In Newton’s view, all objects — from his
not-so-apocryphal apple to planets and stars — exert a force that attracts other objects. That universal law of gravitation worked pretty well for predicting the motion of planets as well as objects on Earth — and it's still used, for example, when making the calculations for a
rocket launch.
But Newton's view of gravity didn't work for some things, like Mercury’s peculiar orbit around the sun. The orbits of planets shift over time, and Mercury’s orbit shifted faster than Newton predicted.
Einstein offered a different view of gravity, one that made sense of Mercury. Instead of exerting an attractive force, he reasoned that each object curves the fabric of space and time around them, forming a sort of well that other objects — and even beams of light — fall into. Think of the sun as a bowling ball on a mattress. It creates a depression that draws the planets close.
This new model solved the Mercury problem. It showed that the sun so curves space that it distorts the orbits of nearby bodies, including Mercury. In Einstein’s view, Mercury might look like a marble forever circling the bottom of a drain.
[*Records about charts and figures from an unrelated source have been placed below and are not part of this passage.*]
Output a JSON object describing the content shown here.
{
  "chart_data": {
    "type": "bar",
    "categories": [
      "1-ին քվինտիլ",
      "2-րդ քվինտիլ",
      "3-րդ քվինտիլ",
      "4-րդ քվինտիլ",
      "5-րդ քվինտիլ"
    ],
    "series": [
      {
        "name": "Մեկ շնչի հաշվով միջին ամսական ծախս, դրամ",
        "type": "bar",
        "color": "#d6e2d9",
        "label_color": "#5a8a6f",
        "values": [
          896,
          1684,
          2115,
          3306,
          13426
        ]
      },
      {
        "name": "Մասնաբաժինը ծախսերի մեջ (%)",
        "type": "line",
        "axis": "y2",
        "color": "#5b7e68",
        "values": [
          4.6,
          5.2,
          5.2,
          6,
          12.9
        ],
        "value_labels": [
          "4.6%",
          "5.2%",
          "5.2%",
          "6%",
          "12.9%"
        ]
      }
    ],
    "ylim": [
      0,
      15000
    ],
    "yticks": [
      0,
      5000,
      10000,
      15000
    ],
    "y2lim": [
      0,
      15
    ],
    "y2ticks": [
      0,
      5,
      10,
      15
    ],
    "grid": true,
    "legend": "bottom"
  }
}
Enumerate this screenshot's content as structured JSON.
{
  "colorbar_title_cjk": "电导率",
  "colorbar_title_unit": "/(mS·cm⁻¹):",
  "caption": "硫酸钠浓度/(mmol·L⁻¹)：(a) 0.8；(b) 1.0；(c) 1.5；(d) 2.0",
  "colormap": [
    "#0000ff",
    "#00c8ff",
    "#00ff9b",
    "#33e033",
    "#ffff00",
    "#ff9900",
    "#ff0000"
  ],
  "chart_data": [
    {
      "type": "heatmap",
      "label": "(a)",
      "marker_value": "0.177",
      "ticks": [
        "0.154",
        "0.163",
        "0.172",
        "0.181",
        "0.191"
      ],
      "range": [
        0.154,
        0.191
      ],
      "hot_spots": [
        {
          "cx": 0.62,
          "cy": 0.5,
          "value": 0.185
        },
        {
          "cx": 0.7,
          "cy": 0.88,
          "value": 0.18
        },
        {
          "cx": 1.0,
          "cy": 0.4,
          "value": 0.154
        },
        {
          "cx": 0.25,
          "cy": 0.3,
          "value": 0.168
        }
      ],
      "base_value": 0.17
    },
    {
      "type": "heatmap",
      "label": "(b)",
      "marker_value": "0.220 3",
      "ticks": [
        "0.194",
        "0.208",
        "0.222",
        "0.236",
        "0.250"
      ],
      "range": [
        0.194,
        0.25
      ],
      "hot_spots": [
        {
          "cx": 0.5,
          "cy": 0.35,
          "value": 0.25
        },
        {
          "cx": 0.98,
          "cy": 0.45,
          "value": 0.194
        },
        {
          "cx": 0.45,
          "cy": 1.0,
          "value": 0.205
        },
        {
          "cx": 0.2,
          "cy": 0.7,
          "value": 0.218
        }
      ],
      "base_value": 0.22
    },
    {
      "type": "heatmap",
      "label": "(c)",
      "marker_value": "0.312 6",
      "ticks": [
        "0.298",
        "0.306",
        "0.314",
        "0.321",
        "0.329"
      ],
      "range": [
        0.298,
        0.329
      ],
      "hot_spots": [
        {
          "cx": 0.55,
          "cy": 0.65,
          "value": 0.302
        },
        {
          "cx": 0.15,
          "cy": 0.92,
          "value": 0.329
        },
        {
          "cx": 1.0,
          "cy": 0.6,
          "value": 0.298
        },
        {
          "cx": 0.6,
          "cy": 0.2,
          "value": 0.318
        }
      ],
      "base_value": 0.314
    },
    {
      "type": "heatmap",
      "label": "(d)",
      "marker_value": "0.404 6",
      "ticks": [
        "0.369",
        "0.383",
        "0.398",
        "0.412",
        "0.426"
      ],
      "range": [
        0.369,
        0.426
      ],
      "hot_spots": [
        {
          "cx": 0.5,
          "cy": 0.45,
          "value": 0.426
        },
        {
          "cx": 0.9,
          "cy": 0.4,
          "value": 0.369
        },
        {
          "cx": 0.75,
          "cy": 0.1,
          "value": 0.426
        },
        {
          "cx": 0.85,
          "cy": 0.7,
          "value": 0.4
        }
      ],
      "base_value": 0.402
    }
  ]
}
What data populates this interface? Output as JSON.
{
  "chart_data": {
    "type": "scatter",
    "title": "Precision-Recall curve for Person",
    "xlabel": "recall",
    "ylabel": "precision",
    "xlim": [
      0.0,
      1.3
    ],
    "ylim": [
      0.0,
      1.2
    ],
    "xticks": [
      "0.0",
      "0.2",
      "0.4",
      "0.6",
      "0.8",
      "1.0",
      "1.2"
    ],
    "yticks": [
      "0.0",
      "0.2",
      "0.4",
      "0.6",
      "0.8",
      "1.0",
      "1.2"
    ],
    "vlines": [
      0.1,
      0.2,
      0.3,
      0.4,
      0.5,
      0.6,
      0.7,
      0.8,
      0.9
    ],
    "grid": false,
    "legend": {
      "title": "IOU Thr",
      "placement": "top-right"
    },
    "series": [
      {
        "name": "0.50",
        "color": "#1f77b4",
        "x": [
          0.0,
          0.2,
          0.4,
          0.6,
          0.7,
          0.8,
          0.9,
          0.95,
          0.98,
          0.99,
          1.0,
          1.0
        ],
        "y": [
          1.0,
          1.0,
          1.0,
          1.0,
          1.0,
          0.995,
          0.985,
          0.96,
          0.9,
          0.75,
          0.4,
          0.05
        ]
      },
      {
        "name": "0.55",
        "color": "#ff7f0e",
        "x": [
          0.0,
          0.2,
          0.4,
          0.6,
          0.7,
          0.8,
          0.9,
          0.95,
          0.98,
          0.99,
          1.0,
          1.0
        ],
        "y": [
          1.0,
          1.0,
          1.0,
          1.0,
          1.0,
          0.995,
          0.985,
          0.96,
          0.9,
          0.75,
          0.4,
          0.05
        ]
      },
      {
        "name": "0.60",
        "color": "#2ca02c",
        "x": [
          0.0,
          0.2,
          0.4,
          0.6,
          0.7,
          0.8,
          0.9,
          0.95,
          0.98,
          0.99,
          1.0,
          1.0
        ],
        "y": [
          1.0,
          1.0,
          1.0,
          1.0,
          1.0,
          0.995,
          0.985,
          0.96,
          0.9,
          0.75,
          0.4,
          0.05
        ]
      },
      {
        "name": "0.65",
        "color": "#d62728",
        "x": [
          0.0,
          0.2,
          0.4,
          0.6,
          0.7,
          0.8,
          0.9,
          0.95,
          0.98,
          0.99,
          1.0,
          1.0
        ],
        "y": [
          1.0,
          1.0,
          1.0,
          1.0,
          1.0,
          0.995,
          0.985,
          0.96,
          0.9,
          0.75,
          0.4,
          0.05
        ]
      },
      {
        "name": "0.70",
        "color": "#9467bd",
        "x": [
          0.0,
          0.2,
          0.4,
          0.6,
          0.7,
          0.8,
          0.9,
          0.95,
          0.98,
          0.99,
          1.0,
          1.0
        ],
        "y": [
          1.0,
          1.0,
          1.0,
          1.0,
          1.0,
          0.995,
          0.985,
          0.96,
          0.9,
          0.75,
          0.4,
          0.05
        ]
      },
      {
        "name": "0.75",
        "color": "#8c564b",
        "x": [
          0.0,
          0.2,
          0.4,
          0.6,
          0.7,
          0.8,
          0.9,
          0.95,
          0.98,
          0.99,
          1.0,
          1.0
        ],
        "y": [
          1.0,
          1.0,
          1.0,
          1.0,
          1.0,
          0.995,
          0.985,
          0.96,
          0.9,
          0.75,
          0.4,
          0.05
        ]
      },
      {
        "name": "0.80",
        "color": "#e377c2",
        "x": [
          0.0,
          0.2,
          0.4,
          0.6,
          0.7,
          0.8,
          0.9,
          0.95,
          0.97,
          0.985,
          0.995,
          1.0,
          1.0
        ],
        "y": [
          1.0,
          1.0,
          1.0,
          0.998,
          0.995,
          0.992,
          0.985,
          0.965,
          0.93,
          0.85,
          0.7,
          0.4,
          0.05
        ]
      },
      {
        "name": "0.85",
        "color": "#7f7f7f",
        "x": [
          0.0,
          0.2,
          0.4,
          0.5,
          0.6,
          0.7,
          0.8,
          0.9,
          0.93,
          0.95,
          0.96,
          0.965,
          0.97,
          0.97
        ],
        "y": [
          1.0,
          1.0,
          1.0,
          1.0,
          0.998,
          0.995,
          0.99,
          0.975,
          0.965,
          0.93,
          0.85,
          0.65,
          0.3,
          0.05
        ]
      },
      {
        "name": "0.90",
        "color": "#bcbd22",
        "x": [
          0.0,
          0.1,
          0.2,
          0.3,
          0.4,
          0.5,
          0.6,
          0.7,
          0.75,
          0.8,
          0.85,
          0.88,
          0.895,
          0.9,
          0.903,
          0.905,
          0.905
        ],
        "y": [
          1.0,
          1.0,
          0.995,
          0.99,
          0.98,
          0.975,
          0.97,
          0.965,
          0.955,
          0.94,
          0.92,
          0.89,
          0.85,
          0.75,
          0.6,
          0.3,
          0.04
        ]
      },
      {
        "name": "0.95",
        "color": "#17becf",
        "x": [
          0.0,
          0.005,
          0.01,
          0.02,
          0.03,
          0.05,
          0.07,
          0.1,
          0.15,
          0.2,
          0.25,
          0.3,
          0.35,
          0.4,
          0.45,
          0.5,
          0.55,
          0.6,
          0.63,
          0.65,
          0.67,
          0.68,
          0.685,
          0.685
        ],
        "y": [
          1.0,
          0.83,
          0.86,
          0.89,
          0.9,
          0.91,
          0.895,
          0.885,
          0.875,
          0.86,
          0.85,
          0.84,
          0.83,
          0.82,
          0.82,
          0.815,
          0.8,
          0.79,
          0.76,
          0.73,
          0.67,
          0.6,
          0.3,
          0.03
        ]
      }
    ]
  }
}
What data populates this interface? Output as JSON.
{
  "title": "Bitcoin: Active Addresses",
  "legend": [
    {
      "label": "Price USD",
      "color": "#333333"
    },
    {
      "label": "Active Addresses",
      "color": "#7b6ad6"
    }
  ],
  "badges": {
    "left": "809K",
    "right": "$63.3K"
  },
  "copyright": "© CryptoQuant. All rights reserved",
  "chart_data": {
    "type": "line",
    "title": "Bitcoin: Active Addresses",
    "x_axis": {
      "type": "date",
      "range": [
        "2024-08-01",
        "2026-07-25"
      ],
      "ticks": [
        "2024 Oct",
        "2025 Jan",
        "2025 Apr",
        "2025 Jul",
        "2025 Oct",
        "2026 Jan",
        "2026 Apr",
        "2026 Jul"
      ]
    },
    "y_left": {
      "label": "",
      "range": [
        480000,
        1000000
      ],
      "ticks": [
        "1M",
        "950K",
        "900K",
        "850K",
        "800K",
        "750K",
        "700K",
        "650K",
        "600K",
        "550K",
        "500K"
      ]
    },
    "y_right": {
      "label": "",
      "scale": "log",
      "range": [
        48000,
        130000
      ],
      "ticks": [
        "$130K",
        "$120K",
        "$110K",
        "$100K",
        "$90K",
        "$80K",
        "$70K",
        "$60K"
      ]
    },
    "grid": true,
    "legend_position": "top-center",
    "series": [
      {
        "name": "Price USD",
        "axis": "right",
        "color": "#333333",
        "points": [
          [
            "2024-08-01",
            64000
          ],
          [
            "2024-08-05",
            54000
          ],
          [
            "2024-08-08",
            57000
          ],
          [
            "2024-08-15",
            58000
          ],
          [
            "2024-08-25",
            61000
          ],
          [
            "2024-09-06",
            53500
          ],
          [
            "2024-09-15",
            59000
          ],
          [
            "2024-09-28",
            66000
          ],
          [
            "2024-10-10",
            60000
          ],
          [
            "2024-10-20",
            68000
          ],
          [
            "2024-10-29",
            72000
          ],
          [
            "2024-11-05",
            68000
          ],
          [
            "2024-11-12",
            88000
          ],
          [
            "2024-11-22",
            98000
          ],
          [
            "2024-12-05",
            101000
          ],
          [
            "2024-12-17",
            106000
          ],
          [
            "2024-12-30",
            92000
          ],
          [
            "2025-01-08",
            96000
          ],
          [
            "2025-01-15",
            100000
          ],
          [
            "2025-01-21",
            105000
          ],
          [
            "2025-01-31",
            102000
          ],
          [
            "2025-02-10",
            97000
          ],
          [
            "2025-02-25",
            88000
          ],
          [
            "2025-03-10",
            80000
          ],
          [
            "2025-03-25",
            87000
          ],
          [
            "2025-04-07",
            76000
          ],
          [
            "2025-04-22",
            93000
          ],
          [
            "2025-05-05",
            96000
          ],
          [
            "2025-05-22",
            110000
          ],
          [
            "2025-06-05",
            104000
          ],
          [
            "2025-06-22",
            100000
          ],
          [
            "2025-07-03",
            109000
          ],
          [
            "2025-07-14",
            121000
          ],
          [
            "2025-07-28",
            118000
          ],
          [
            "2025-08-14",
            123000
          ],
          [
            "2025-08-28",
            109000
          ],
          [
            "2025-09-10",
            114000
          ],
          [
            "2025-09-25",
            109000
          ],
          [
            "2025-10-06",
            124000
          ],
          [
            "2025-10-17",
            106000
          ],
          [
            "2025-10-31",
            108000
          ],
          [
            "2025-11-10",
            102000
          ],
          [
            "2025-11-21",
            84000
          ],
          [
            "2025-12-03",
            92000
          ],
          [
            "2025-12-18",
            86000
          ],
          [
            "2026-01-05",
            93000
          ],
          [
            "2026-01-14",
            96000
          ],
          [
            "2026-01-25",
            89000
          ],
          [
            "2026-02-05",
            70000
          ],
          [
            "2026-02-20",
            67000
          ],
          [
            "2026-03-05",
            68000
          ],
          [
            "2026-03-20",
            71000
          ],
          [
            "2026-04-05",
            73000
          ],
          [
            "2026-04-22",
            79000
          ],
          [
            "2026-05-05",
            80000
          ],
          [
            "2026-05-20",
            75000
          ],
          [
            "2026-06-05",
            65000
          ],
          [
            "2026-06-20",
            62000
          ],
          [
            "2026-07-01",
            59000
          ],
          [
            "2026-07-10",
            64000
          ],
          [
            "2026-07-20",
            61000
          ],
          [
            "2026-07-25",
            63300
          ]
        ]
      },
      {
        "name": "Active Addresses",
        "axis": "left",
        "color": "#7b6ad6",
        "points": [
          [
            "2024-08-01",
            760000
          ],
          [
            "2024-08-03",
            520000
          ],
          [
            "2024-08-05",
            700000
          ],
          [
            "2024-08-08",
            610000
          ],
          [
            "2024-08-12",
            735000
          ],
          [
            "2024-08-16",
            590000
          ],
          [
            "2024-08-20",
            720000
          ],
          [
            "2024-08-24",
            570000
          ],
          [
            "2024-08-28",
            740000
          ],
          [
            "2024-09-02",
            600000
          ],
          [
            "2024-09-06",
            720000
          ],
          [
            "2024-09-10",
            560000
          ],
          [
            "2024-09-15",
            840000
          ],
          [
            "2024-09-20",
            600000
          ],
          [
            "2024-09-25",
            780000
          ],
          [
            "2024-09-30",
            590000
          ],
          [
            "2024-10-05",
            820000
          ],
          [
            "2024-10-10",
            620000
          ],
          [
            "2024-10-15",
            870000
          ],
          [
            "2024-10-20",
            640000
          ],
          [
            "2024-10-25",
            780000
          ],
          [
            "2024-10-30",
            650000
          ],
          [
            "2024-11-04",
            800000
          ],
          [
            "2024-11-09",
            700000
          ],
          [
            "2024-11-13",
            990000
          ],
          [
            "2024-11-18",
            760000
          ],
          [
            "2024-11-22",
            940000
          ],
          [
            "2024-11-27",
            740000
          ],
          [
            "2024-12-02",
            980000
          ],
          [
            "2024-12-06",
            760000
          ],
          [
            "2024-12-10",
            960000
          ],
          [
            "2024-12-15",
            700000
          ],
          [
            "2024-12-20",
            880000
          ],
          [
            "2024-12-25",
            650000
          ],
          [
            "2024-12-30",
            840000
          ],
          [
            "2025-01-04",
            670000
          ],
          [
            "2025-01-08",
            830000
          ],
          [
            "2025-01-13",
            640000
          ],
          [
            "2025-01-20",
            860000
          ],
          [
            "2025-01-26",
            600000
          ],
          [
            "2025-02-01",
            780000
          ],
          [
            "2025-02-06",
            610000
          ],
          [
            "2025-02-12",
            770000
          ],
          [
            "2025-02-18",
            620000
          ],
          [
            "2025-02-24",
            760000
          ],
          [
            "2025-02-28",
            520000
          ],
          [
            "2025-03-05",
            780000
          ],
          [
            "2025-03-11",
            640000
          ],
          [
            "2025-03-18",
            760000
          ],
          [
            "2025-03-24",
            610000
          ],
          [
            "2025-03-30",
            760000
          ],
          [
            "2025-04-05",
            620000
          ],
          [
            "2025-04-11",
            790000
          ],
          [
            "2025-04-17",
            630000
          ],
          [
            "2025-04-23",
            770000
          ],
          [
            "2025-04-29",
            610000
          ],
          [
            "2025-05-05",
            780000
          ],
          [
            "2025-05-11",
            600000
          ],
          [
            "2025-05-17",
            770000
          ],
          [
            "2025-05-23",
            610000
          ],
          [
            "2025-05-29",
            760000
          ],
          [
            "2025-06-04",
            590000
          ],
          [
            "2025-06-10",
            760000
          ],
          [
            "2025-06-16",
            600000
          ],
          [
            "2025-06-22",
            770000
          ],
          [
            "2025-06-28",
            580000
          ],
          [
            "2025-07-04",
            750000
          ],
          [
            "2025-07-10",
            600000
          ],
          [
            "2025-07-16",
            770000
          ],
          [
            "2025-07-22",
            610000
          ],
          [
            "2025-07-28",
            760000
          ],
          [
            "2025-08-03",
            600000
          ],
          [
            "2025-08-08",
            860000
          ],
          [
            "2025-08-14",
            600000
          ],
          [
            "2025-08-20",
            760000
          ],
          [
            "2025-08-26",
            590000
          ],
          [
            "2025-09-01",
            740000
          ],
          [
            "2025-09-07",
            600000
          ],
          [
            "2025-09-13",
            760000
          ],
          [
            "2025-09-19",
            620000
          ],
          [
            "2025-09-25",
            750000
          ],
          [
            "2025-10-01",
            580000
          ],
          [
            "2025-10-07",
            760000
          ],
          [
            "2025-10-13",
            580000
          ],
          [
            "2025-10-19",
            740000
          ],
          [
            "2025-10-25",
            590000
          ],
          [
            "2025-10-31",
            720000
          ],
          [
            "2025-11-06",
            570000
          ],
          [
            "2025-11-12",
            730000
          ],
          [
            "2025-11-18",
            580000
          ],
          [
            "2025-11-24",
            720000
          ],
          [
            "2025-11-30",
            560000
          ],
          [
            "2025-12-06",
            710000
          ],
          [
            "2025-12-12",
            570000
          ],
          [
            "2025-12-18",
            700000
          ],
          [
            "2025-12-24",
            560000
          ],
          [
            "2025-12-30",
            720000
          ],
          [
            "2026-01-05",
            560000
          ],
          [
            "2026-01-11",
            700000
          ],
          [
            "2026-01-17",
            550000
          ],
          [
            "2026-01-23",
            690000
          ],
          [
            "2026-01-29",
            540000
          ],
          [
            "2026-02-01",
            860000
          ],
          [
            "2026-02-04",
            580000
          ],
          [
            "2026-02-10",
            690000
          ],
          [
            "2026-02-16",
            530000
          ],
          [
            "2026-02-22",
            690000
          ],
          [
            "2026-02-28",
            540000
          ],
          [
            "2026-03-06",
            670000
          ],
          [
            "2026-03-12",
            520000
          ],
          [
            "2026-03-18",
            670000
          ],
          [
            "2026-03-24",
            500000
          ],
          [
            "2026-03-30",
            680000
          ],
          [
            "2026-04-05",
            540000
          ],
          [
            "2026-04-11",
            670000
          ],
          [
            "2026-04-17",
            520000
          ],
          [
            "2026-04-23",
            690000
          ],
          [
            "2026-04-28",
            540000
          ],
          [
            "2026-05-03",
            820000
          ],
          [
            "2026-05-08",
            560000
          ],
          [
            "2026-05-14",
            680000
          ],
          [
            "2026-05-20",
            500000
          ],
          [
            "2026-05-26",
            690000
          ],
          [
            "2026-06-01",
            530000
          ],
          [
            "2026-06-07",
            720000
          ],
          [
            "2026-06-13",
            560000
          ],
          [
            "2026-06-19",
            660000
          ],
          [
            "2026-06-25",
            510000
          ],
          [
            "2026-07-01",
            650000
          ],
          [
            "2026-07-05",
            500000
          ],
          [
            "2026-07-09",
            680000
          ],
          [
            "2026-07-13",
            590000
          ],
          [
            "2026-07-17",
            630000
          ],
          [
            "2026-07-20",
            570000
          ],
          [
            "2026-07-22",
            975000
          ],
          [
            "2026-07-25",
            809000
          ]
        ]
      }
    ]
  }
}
Einstein’s theory has been confirmed by more than a century of experiments, starting with
one involving a 1919 solar eclipse in which the path of light from distant stars was shifted by the sun’s intense gravitation — by just the amount Einstein had predicted.
But Ghez and her colleagues wanted to subject Einstein to a more rigorous test. So they watched what happened when light from the star S0-2 passed Sagittarius A*, which is four million times more massive than the sun.
For the new research, Lu, Ghez and their collaborators used a trio of giant telescopes in Hawaii to watch as a bluish star named S0-2 made its closest approach to Sagittarius A* in its 16-year orbit around the black hole.
If Einstein was right, the black hole would warp space and time in a way that extended the wavelength of light from S0-2. In short, the waves would stretch out as the intense gravity from the black hole drained their energy, causing the starlight's color to shift from blue to red. If the star continued to glow blue, it would give credence to Newton's model of gravity, which doesn't account for the curvature of space and time. If it turned a different color, it would have hinted at some other model of gravity altogether.
Just as Einstein would have predicted, the star glowed red.